Fr. John O'Brien seated at the organ

====The Glasnevin Musical Society====
In the summer of 1955, O'Brien was asked to conduct Sigmund Romberg's The New Moon in Kilrush. The scheduled conductor was taken ill, and John took the baton with some trepidation as the cast included the renowned English tenor Thomas Round.

In Clonliffe College, O'Brien had briefly come under the guidance of Fathers Sean Quigley and Brendan Lawless. He had sufficient self-confidence to form a choir from the nursing staff in St. Michael's Hospital, and, once in situ in Glasnevin to augment the Church choir there. With the blessing of his parish priest, Michael Geraghty, the Glasnevin Musical Society was founded in 1958.

The Desert Song, under the musical direction of O'Brien, opened at the newly built St. Francis Xavier Hall in Dublin. The success of The Desert Song led to Romberg's ' The Student Prince, with Brychan Powell and Estelle Valery of London's Sadler's Wells Opera Company in the leading roles, in 1959.

The Glasnevin Musical Society broke new ground in February 1960 when O'Brien was approached by the directors of Dublin's Olympia Theatre Stanley Illsey and Leo McCabe.
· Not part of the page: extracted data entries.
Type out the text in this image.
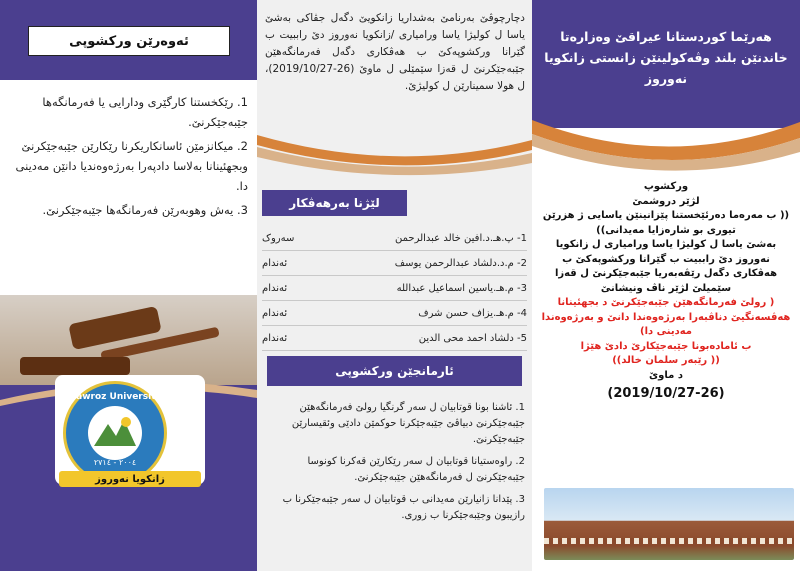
ئەوەرێن ورکشوپی
1. رێکخستنا کارگێری ودارایی یا فەرمانگەها جێبەجێکرنێ.
2. میکانزمێن ئاسانکاریکرنا رێکارێن جێبەجێکرنێ وبجهئینانا بەلاسا دادپەرا بەرژەوەندیا دانێن مەدینی دا.
3. یەش وهوبەرێن فەرمانگەها جێبەجێکرنێ.
Nawroz University
٢٠٠٤ - ٢٧١٤
زانکویا نەوروز
دچارچوڤێ بەرنامێ بەشداریا زانکویێ دگەل جڤاکی بەشێ یاسا ل کولیژا یاسا ورامیاری /زانکویا نەوروز دێ راببیت ب گێرانا ورکشوپەکێ ب هەڤکاری دگەل فەرمانگەهێن جێبەجێکرنێ ل قەزا سێمێلی ل ماوێ (26-2019/10/27)، ل هولا سمینارێن ل کولیژێ.
لێژنا بەرهەڤکار
1- پ.هـ.د.افین خالد عبدالرحمن
سەروک
2- م.د.دلشاد عبدالرحمن یوسف
ئەندام
3- م.هـ.یاسین اسماعیل عبدالله
ئەندام
4- م.هـ.یزاف حسن شرف
ئەندام
5- دلشاد احمد محی الدین
ئەندام
ئارمانجێن ورکشوپی
1. ئاشنا بونا قوتابیان ل سەر گرنگیا رولێ فەرمانگەهێن جێبەجێکرنێ دبیاڤێ جێبەجێکرنا حوکمێن دادێی وئقیسارێن جێبەجێکرنێ.
2. راوەستیانا قوتابیان ل سەر رێکارێن قەکرنا کونوسا جێبەجێکرنێ ل فەرمانگەهێن جێبەجێکرنێ.
3. پێدانا زانیارێن مەیدانی ب قوتابیان ل سەر جێبەجێکرنا ب رازیبون وجێبەجێکرنا ب زوری.
هەرێما کوردستانا عیراقێ وەزارەتا خاندنێن بلند وڤەکولینێن زانستی زانکویا نەوروز
ورکشوپ
لژێر دروشمێ
(( ب مەرەما دەرئێخستنا پێزانینێن یاسایی ژ هزرێن تیوری بو شارەزایا مەیدانی))
بەشێ یاسا ل کولیژا یاسا ورامیاری ل زانکویا نەوروز دێ راببیت ب گێرانا ورکشوپەکێ ب هەڤکاری دگەل رێڤەبەریا جێبەجێکرنێ ل قەزا سێمیلێ لژێر ناڤ ونیشانێ
( رولێ فەرمانگەهێن جێبەجێکرنێ د بجهئینانا هەڤسەنگیێ دناڤبەرا بەرژەوەندا دانێ و بەرژەوەندا مەدینی دا)
ب ئامادەبونا جێبەجێکارێ دادێ هێژا
(( رێبەر سلمان خالد))
د ماوێ
(2019/10/27-26)
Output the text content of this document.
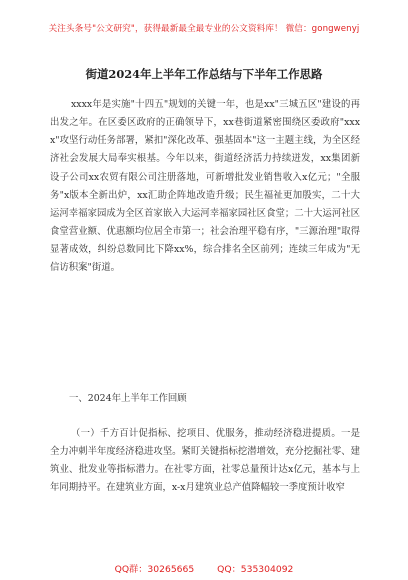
关注头条号"公文研究"，获得最新最全最专业的公文资料库！ 微信：gongwenyj
街道2024年上半年工作总结与下半年工作思路
xxxx年是实施"十四五"规划的关键一年，也是xx"三城五区"建设的再出发之年。在区委区政府的正确领导下，xx巷街道紧密围绕区委政府"xxxx"攻坚行动任务部署，紧扣"深化改革、强基固本"这一主题主线，为全区经济社会发展大局奉实根基。今年以来，街道经济活力持续迸发，xx集团新设子公司xx农贸有限公司注册落地，可新增批发业销售收入x亿元；"全服务"x版本全新出炉，xx汇助企阵地改造升级；民生福祉更加殷实，二十大运河幸福家园成为全区首家嵌入大运河幸福家园社区食堂；二十大运河社区食堂营业额、优惠额均位居全市第一；社会治理平稳有序，"三源治理"取得显著成效，纠纷总数同比下降xx%，综合排名全区前列；连续三年成为"无信访积案"街道。
一、2024年上半年工作回顾
（一）千方百计促指标、挖项目、优服务，推动经济稳进提质。一是全力冲刺半年度经济稳进攻坚。紧盯关键指标挖潜增效，充分挖掘社零、建筑业、批发业等指标潜力。在社零方面，社零总量预计达x亿元，基本与上年同期持平。在建筑业方面，x-x月建筑业总产值降幅较一季度预计收窄
QQ群：30265665 QQ：535304092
The result was a production of Julius Benedict's opera, The Lily of Killarney. The cast included Veronica Dunne, Bernadette Greevy, John Carolan and Denis Noble.
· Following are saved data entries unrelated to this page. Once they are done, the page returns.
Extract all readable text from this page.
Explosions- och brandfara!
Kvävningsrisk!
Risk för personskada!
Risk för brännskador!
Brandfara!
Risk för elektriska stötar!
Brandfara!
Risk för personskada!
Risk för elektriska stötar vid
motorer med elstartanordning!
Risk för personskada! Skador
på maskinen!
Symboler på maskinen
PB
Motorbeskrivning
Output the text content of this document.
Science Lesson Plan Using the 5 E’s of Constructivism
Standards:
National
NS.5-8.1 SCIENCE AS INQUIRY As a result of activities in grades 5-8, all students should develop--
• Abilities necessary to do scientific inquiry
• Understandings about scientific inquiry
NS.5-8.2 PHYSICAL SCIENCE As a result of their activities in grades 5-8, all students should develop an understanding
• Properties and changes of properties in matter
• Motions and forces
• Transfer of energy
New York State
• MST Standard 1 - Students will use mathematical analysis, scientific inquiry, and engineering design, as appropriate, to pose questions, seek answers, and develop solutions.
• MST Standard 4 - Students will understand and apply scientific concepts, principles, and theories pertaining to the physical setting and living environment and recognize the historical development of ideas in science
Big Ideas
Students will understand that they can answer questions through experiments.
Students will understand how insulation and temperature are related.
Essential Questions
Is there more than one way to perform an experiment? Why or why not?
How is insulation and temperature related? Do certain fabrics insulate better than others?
Romberg's The New Moon, with Belfast soprano Julia Shelley and English baritone Joseph Ward in the principal roles, followed in October 1960 at the St. Francis Xavier Hall. It ran for ten performances.

====St. James' Choir====
While stationed at St. James's Parish, and with the blessing of the parish priest, Henry Cunningham, O'Brien expanded the choir and had the organ refurbished. Masses by Palestrina and Mozart were sung in their liturgical settings, and these were extended to public performances with the choristers now firmly established as the St. James's Choir. Their first major event was an RTÉ TV showing of Gounod's St. Cecilia Mass on her name day, 22 November 1971. O'Brien conducted with soloists Bene McAteer, Brendan Cavanagh and Gerald Duffy.
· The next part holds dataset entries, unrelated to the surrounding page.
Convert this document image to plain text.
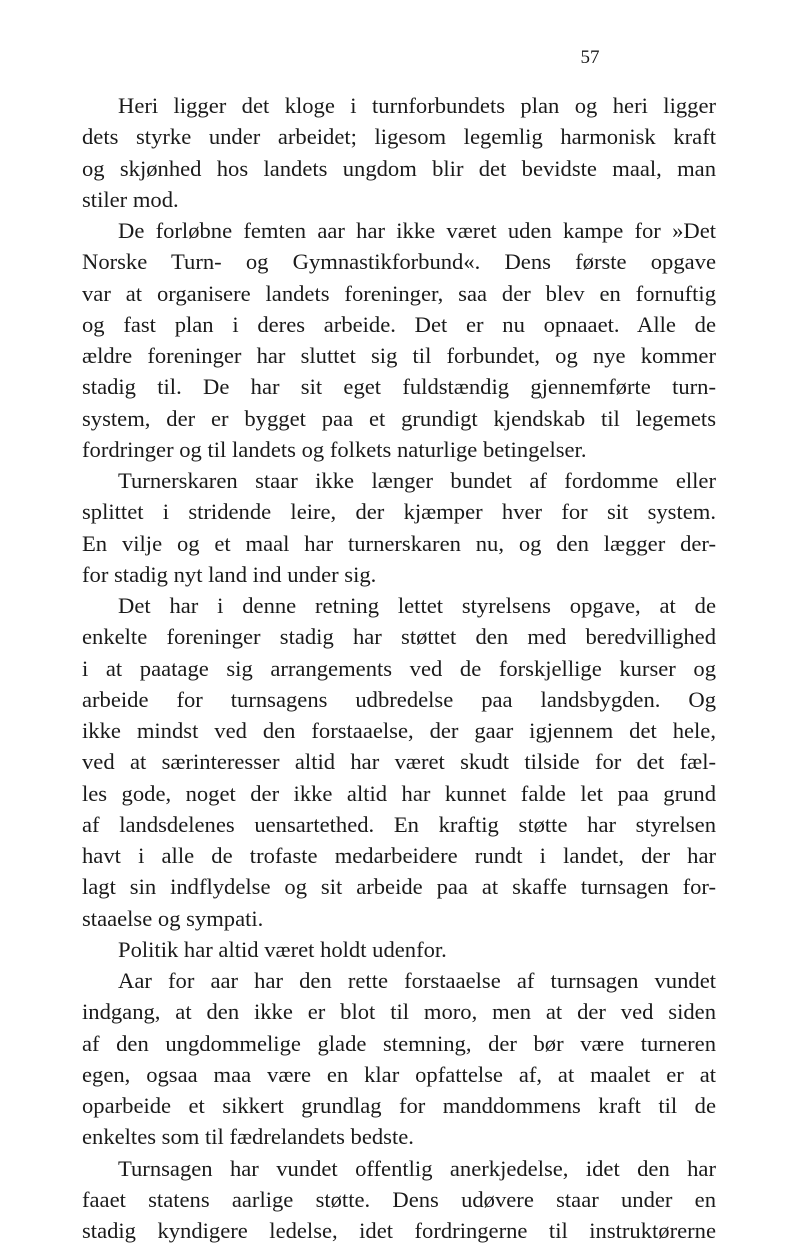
57
Heri ligger det kloge i turnforbundets plan og heri ligger
dets styrke under arbeidet; ligesom legemlig harmonisk kraft
og skjønhed hos landets ungdom blir det bevidste maal, man
stiler mod.
De forløbne femten aar har ikke været uden kampe for »Det
Norske Turn- og Gymnastikforbund«. Dens første opgave
var at organisere landets foreninger, saa der blev en fornuftig
og fast plan i deres arbeide. Det er nu opnaaet. Alle de
ældre foreninger har sluttet sig til forbundet, og nye kommer
stadig til. De har sit eget fuldstændig gjennemførte turn-
system, der er bygget paa et grundigt kjendskab til legemets
fordringer og til landets og folkets naturlige betingelser.
Turnerskaren staar ikke længer bundet af fordomme eller
splittet i stridende leire, der kjæmper hver for sit system.
En vilje og et maal har turnerskaren nu, og den lægger der-
for stadig nyt land ind under sig.
Det har i denne retning lettet styrelsens opgave, at de
enkelte foreninger stadig har støttet den med beredvillighed
i at paatage sig arrangements ved de forskjellige kurser og
arbeide for turnsagens udbredelse paa landsbygden. Og
ikke mindst ved den forstaaelse, der gaar igjennem det hele,
ved at særinteresser altid har været skudt tilside for det fæl-
les gode, noget der ikke altid har kunnet falde let paa grund
af landsdelenes uensartethed. En kraftig støtte har styrelsen
havt i alle de trofaste medarbeidere rundt i landet, der har
lagt sin indflydelse og sit arbeide paa at skaffe turnsagen for-
staaelse og sympati.
Politik har altid været holdt udenfor.
Aar for aar har den rette forstaaelse af turnsagen vundet
indgang, at den ikke er blot til moro, men at der ved siden
af den ungdommelige glade stemning, der bør være turneren
egen, ogsaa maa være en klar opfattelse af, at maalet er at
oparbeide et sikkert grundlag for manddommens kraft til de
enkeltes som til fædrelandets bedste.
Turnsagen har vundet offentlig anerkjedelse, idet den har
faaet statens aarlige støtte. Dens udøvere staar under en
stadig kyndigere ledelse, idet fordringerne til instruktørerne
Left to Right: Huw Priday, tenor, Archbishop Luciano Storero (former Papal Nuncio to Ireland), John O'Brien, Niamh Murray, soprano and Roderick Earle, baritone

Haydn's Heiligmesse and Missa in Tempore Belli followed, but a December 1972 performance in St. James's Church of Antonín Dvořák's Requiem Mass was a turning point in the choir's career. It led to RTÉ inviting the group to undertake Haydn's The Creation with the RTÉ Concert Orchestra under Colman Pearce. The soloists were Eithne Troy, Frank Patterson and William Young.

St. James's Choir made three visits (1973, 1975, 1978), with an Irish orchestra, to North America. These included concerts of mainly Irish and sacred music in New York, Detroit, Milwaukee, Muskegon and Toronto. Another transatlantic trip in 1989 found the choir in San Francisco, while Lourdes featured in their itineraries of 1968, 1970, 1972, 1993, 1995 and 1997 when the choir gave a special concert at the Shrine.

In 1984, O'Brien embarked on an annual series of "Christmas Music" events in Dublin's National Concert Hall. Initially for one performance, due to popular demand this was extended to a second from 1988.

The formation of the RTÉ Philharmonic Choir in 1984 meant a reduction in St. James's work for RTÉ, but allowed O'Brien to direct his own concerts in the National Concert Hall. These included Dvořák's Stabat Mater (1986), Verdi's Requiem (1987), Gounod's Messe Solennelle (1989), Handel's Messiah (1990) and Berlioz's Te Deum (1991), this with Stuart Burrows as soloist.

===Health problems and death===
O'Brien suffered ill health throughout his life. He had two bouts of pneumonia before he was five years old, and while training for the priesthood at Clonliffe College, he spent three of his seven Christmases in hospital. He suffered regular heart attacks and two strokes since 1990, which forced him to abandon the preparation and performances of major musical works. His health problems also forced him to early retirement from active ministry in 1996.

On 6 January 2008, after taking part at a mass in St. Canice's Church, Finglas (where he was formerly parish priest), John O'Brien returned home and died peacefully, aged 76.